= Land and Titles Court of Samoa =

Specialist court in Samoa

The Land and Titles Court of Samoa is a specialist court dealing with Matai titles and customary land in Samoa.

The Court was originally established in 1903 under the German colonial administration as a Land Commission. It was continued under the New Zealand colonial administration, and formally became a court of record in 1934, though it was not renamed until 1937. It was continued by part IX of the Constitution of Samoa, which provided it with "such composition and with such jurisdiction in relation to Matai titles and customary land as may be provided by Act". Colonial law governing the Court was repealed in 1981, and replaced with the Land and Titles Act 1981.

The Court consists of a President, who must be qualified to be a Judge of the Supreme Court or as a Samoan Judge, and a number of Samoan Judges and Assessors, who must be qualified "by reason of character, ability, standing and reputation". Judges are appointed by the Head of State on the advice of the Judicial Services Commission, and serve until they reach the age of 65 years, but can be removed from office for inability or misbehaviour.

==Jurisdiction==
Under the Land and Titles Act 1981 it has exclusive jurisdiction over all matters relating to Samoan names and titles, the rights and obligations of title-holders, the interpretation of custom and customary usage, and over disputes relating to customary land. Under section 11 of the Village Fono Act 1990 it is an appeals court for the decisions of village councils. Originally the Supreme Court of Samoa exercised a supervisory jurisdiction over the Court by way of judicial review for conformity with fundamental human rights, but this was removed in 2020 by the Land and Titles Bill.

Parties must make genuine efforts to resolve a dispute before appearing before the court, and the Court may order customary reconciliation or any other dispute resolution process.

The court decides cases by customary Samoan law, and any Act expressed to apply to the Court.

==Controversy==
In April 2019 the then-President of the Court, Fepulea'i Attila Ropati, was convicted of intentionally causing bodily harm for smashing a bottle of the head of a security guard. The Legislative Assembly of Samoa subsequently refused to remove him from office. In September 2019 Deputy President Sevealii Panapa Vee, Senior Judge Lavea Siaosi Hazelman and Judge Nanai Pologa Ioane were suspended from office following an investigation by the Judicial Services Commission. The appointments of Vee and Ioane were subsequently revoked, while Hazelman was restored to office on the condition that his term not be extended when it expired at the end of 2019.

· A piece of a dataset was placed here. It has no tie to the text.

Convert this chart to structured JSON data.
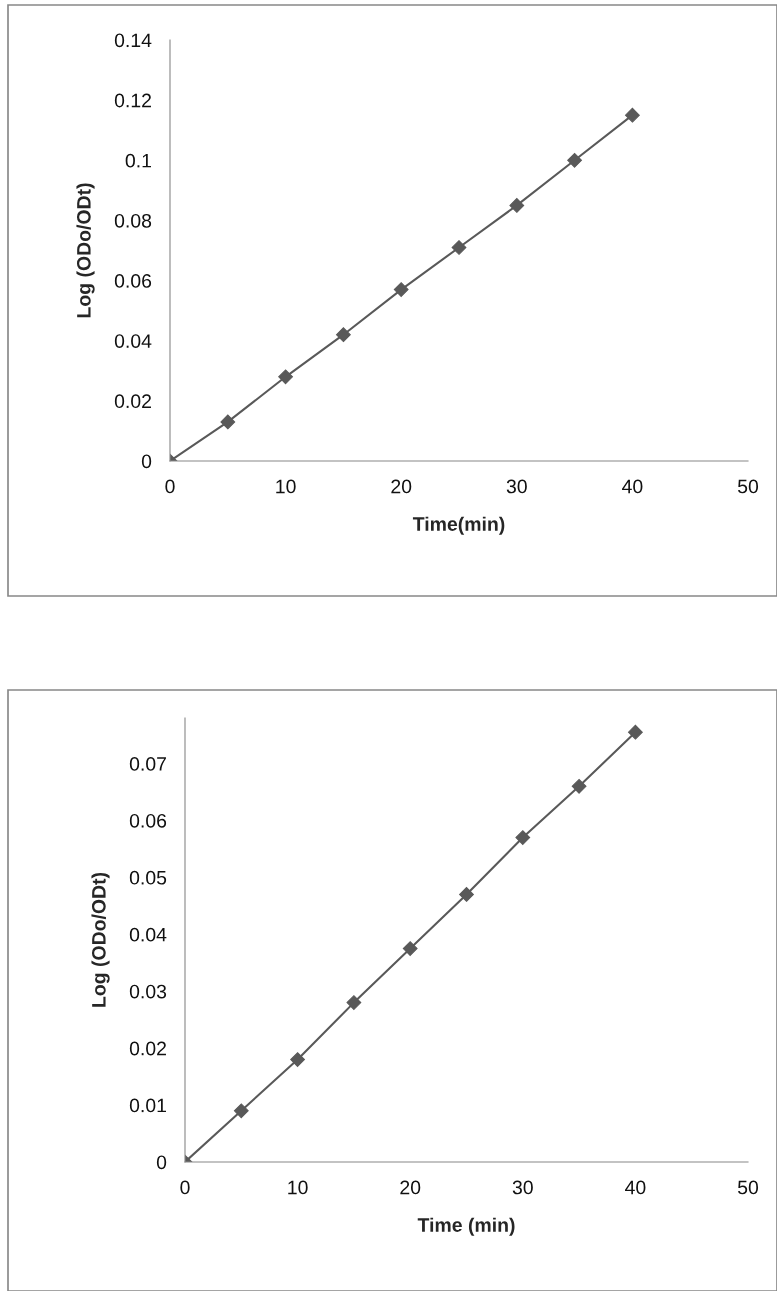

In August 2021 Fepulea'i and the entire Lands and Titles Court boycotted the welcome ceremony for the newly-appointed Minister of Justice.

In November 2021 the court announced that former Electoral Commissioner Faimalomatumua Mathew Lemisio would be appointed Deputy President of the Court. The position had not been advertised, and the appointment had been made without informing the Minister. Following the announcement, Minister of Justice Matamua Vasati Pulufana suspended the appointment process on the grounds that a "drafting error" in the Land and Titles Bill meant that there were no legal provisions for appointments to the court. Attorney-General Su'a Hellene Wallwork subsequently issued a formal opinion that the lack of appointment provisions meant that no appointments could be made until further legislation had been passed, and that the Komisi o Fa'amasinoga o Fanua ma Suafa, intended to be an appointments and supervisory body for the court, was legally powerless. On this basis, Matamua ordered the Ministry of Justice and Courts Administration not to progress the appointments in any way. Despite this, on 17 December 2021 Fepulea'i purported to swear in Faimalomatumua and two other judges without warrants of appointment from the O le Ao o le Malo, claiming the appointments were "made by God". Prime Minister Fiamē Naomi Mataʻafa denounced the appointments as illegal.

On 14 April 2022 the Supreme Court ordered the Minister of Justice to resume administrative assistance to the court, but found that judges appointed under the Land and Titles Act 1981 continued to have jurisdiction only as expressly saved under the Lands and Titles Act 2020, and had no jurisdiction under the new Act. It recommended that Parliament consider how to remedy the problem.

On 29 October 2022 the Samoan Cabinet told LTC President Fepulea'i Attila Ropati to vacate office by 1 November. On 30 October the Samoa Observer reported that Supreme Court justice Lesatele Rapi Vaai would be sworn in to replace him. Vaii was sworn in as President of the court on 2 November 2022.

In March 2023 three LTC judges appointed under the provisions of the old Act were dismissed and invited to re-apply for their positions as they had been appointed under a provision which no longer existed in the new Act.